Muito tranquilo, são os meus filhos. A empresa é filha também, costumo dizer que eu tenho sete filhos, três homens, três mulheres e a Fruki. Aprendi uma técnica de sucessão na empresa familiar. Uma foi mandar os filhos para o Exterior. Hoje, isso é normal, naquela época, não era. Meus filhos todos trabalharam fora da empresa. Varia um pouco e traz conhecimentos para a empresa. A Aline trabalhou 10 anos na Ipiranga e eu trouxe ela quando chegou a hora. Aprendeu muito lá. Nando, o mais velho, é PCD e trabalha na Fruki, ele tem problema intelectual, mas não muito grave. O Júlio começou como encarregado de entrega e hoje,é diretor de marketing. A Aline vai ficar 15 anos na presidência e depois ele vai assumir. Já está decidido.
Como foi para a Fruki o impacto da greve e agora desse impasse da tabela do frete?
De caminhões a gente têm 80 nossos que fazem entregas. Temos cinco CDS para fazer distribuição no Rio Grande do Sul, em Canoas, Pelotas, Caxias, Santo Ângelo, Lajeado, precisa de muito caminhões. Chegamos a carregar em uma noite, em torno de 400 caminhões. Como já vendemos 400 caminhões para entregar no dia seguinte, e só temos 80, faltaram 320. Isso nos atinge muito. Vendemos uma garrafa a R$ 0,90 lá nos postos de Bagé. Um terço é do governo, temos R$ 0,60, incluído o frete, imagina como vamos ser atingidos. Se fosse tão ruim nossos freteiros nos abandonariam, eles não nos abandonaram. O que ruim é a política do governo, que aumenta todos os dias o preço dos combustíveis. Então é muita incompetência do governo, não só desse, mas dos passados também, que trouxeram o país a essa situação. Não sei o que vai acontecer.
Quais são os próximos sonhos que o senhor quer realizar?

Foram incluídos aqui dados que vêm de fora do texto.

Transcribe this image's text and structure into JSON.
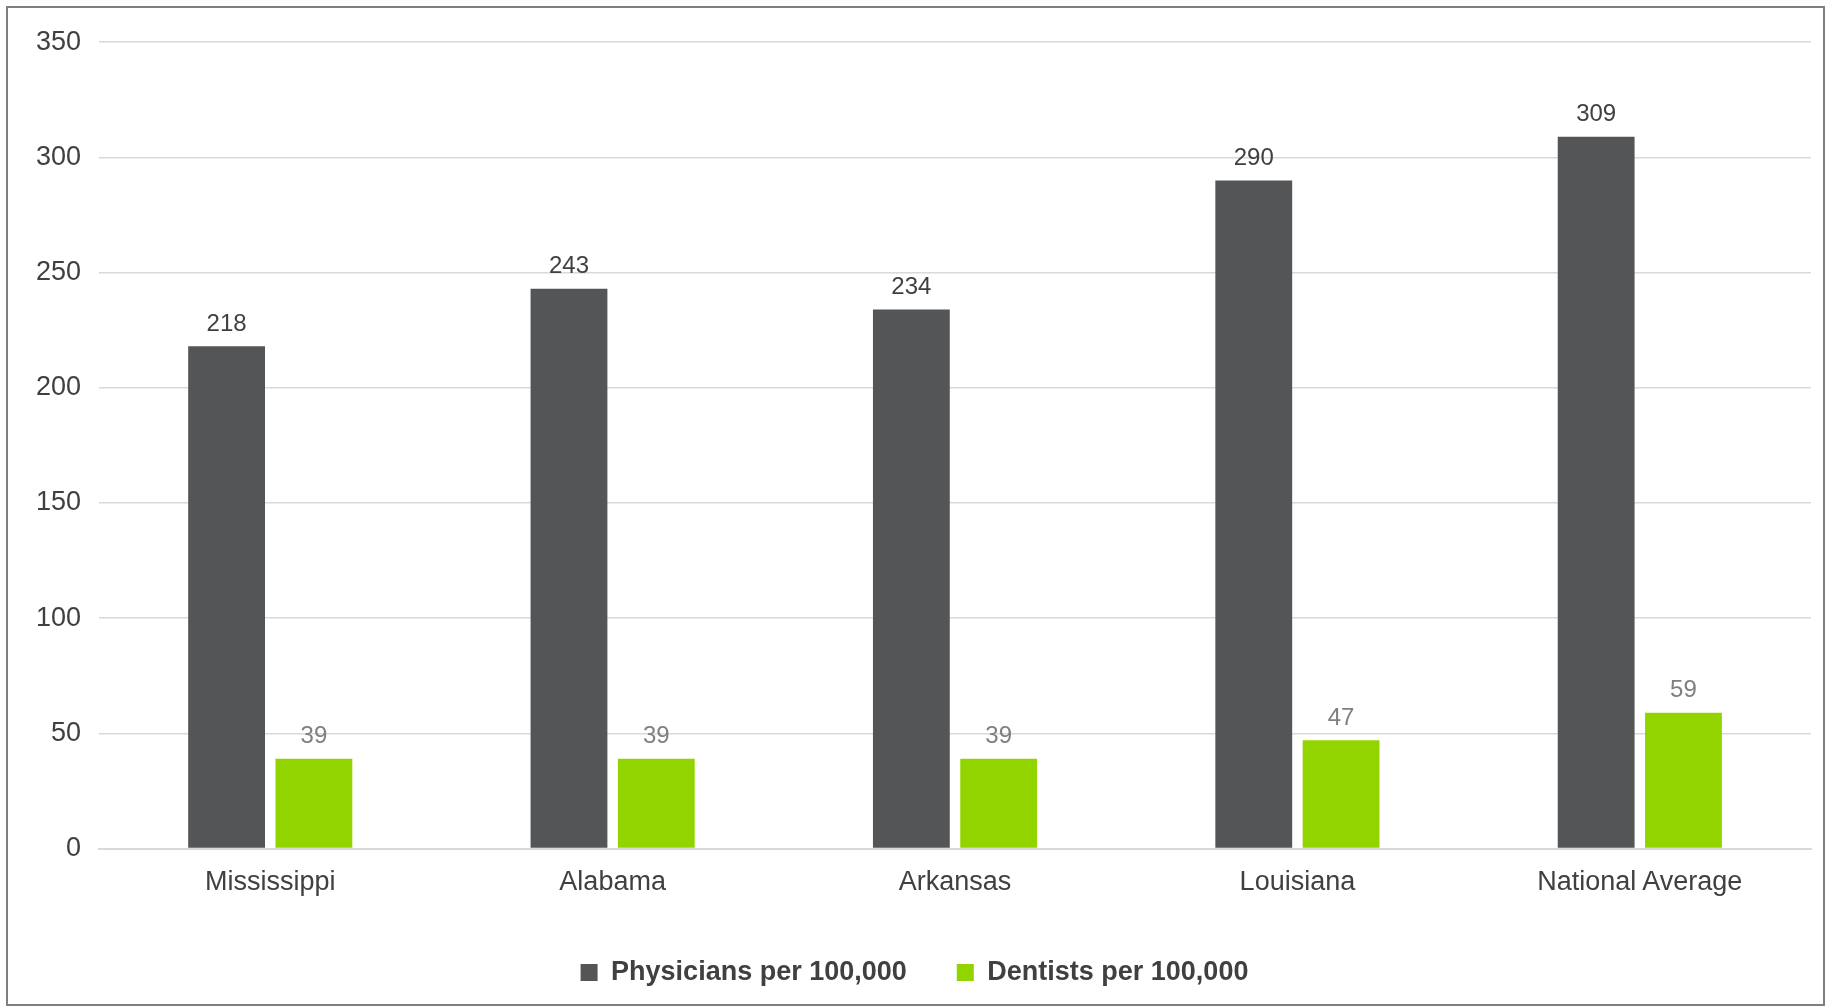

O sonho de agora é a cerveja. Temos um comitê, vários já foram para a Europa aprender esse processo. O Júlio, meu fiho, acabou de voltar com um vidrinho de levedura desenvolvida na Inglaterra, é exclusiva. Vamos lançar uma lager, que vai competir no mercado popular, mas com a Heineken. Também teremos weiss bier, belgian ale, a IPa. Fizemos acordos com diversas empresas que vão fabricar, por enquanto, para nós.
E quando sai?
Vamos lanças na Agas em agosto, fabricado por duas cervejarias. Estamos trabalhando no projeto na cervejaria, compramos uma área de 90 hectares lá em Paverama, no caminho para eu ir para casa. Do projeto não se fez nada ainda. Vai ser uma fábrica modular, à medida que vai aumentando a produção, aumenta a fábrica.